2. The robot of claim 1, wherein the robot is configured to move the robot body,

in the circumference of the electrical component, the water-stop plate encloses a part of the area on the left side of the electrical component, and the water-stop plate encloses a part of the area on the right side of the electrical component.

3. The robot of claim 1, wherein the base includes a first through hole, and the electrical component includes:

the wheel body is arranged at the first through hole;

the first transmission mechanism is connected with the wheel body;

the first driving mechanism is connected with the first transmission mechanism.

4. A robot as claimed in claim 3, further comprising:

the shell is arranged on the base, the wheel body and the first transmission mechanism are positioned in the shell, and the top of the shell comprises an opening;

and the cover plate is connected with the shell and covers the opening.

5. The robot of any one of claims 1 to 4, wherein the base further comprises a second through hole, the electrical assembly further comprising:

the second transmission mechanism is connected with the base and covers the second through hole, the second transmission mechanism comprises a first rotating shaft, and the first rotating shaft penetrates through the second through hole;

the second driving mechanism is connected with the second transmission mechanism;

the robot further includes:

and the rotating brush is connected with the first rotating shaft.

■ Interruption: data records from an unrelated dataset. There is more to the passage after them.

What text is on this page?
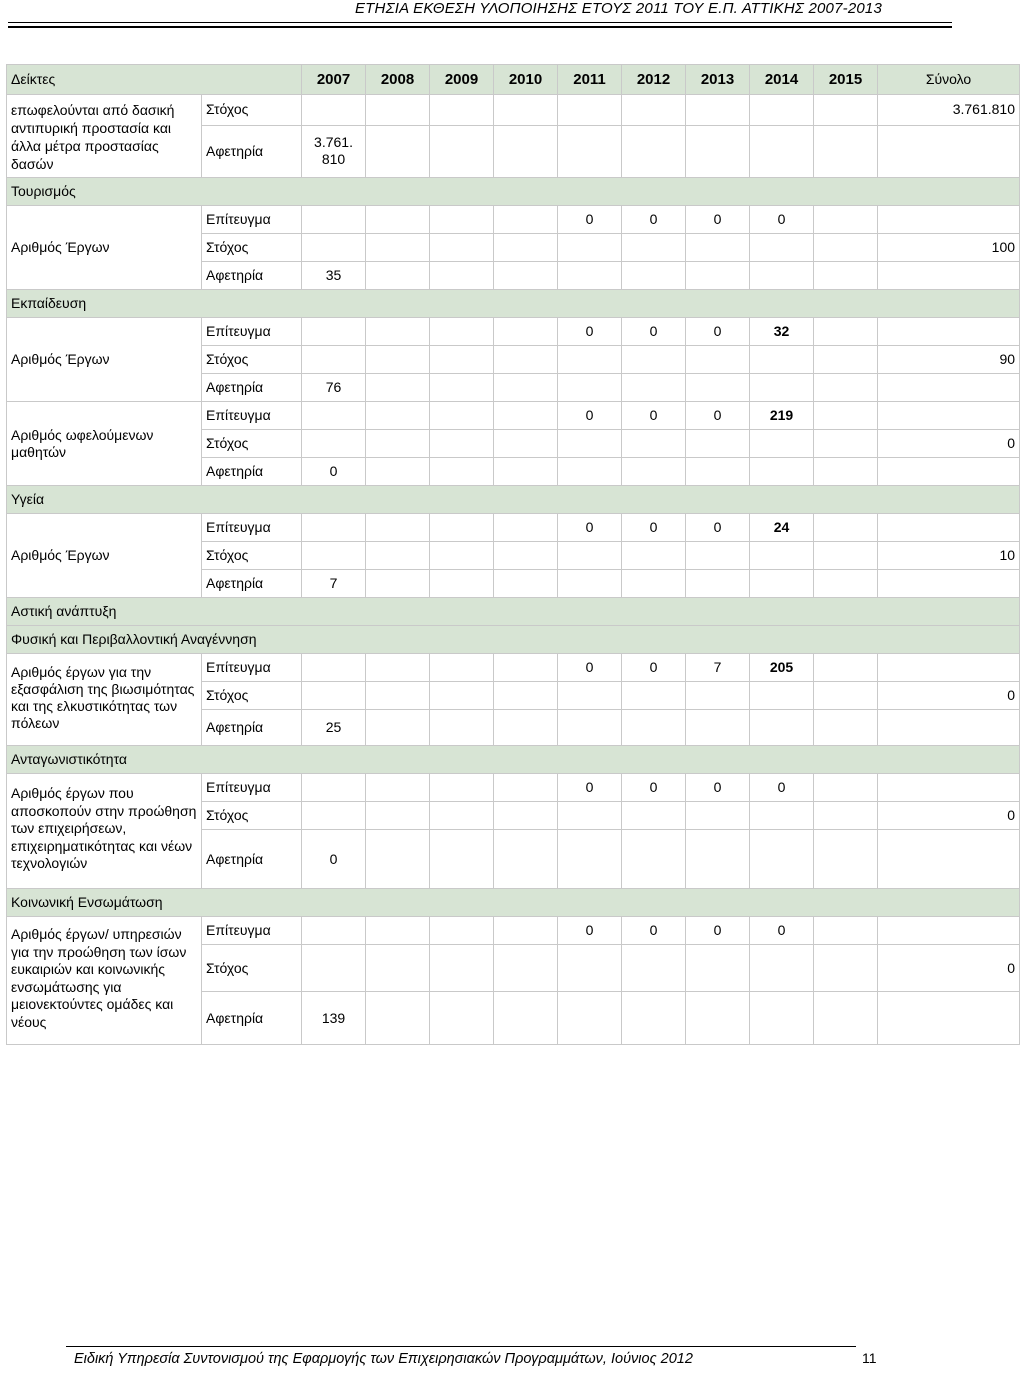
ΕΤΗΣΙΑ ΕΚΘΕΣΗ ΥΛΟΠΟΙΗΣΗΣ ΕΤΟΥΣ 2011 ΤΟΥ Ε.Π. ΑΤΤΙΚΗΣ 2007-2013
Δείκτες		2007	2008	2009	2010	2011	2012	2013	2014	2015	Σύνολο
επωφελούνται από δασική αντιπυρική προστασία και άλλα μέτρα προστασίας δασών	Στόχος										3.761.810
	Αφετηρία	3.761. 810									
Τουρισμός											
Αριθμός Έργων	Επίτευγμα					0	0	0	0		
	Στόχος										100
	Αφετηρία	35									
Εκπαίδευση											
Αριθμός Έργων	Επίτευγμα					0	0	0	32		
	Στόχος										90
	Αφετηρία	76									
Αριθμός ωφελούμενων μαθητών	Επίτευγμα					0	0	0	219		
	Στόχος										0
	Αφετηρία	0									
Υγεία											
Αριθμός Έργων	Επίτευγμα					0	0	0	24		
	Στόχος										10
	Αφετηρία	7									
Αστική ανάπτυξη											
Φυσική και Περιβαλλοντική Αναγέννηση											
Αριθμός έργων για την εξασφάλιση της βιωσιμότητας και της ελκυστικότητας των πόλεων	Επίτευγμα					0	0	7	205		
	Στόχος										0
	Αφετηρία	25									
Ανταγωνιστικότητα											
Αριθμός έργων που αποσκοπούν στην προώθηση των επιχειρήσεων, επιχειρηματικότητας και νέων τεχνολογιών	Επίτευγμα					0	0	0	0		
	Στόχος										0
	Αφετηρία	0									
Κοινωνική Ενσωμάτωση											
Αριθμός έργων/ υπηρεσιών για την προώθηση των ίσων ευκαιριών και κοινωνικής ενσωμάτωσης για μειονεκτούντες ομάδες και νέους	Επίτευγμα					0	0	0	0		
	Στόχος										0
	Αφετηρία	139									
Ειδική Υπηρεσία Συντονισμού της Εφαρμογής των Επιχειρησιακών Προγραμμάτων, Ιούνιος 2012	11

6. The robot of claim 5, further comprising:

the first sealing ring is arranged between the base and the second transmission mechanism and surrounds the second through hole.

7. The robot of any one of claims 1 to 4, wherein the base further comprises a third through hole, the electrical assembly further comprising:

the third transmission mechanism is connected with the base and covers the third through hole, and comprises a second rotating shaft which penetrates through the third through hole;

the third driving mechanism is connected with the third transmission mechanism;

the robot further includes:

and the mop frame is connected with the second rotating shaft.

8. The robot of claim 7, further comprising:

the second sealing ring is arranged between the base and the third transmission mechanism and surrounds the third through hole.

9. The robot of claim 8, further comprising:

and the check ring is connected with the second sealing ring and is positioned between the inner wall of the third through hole and the second rotating shaft.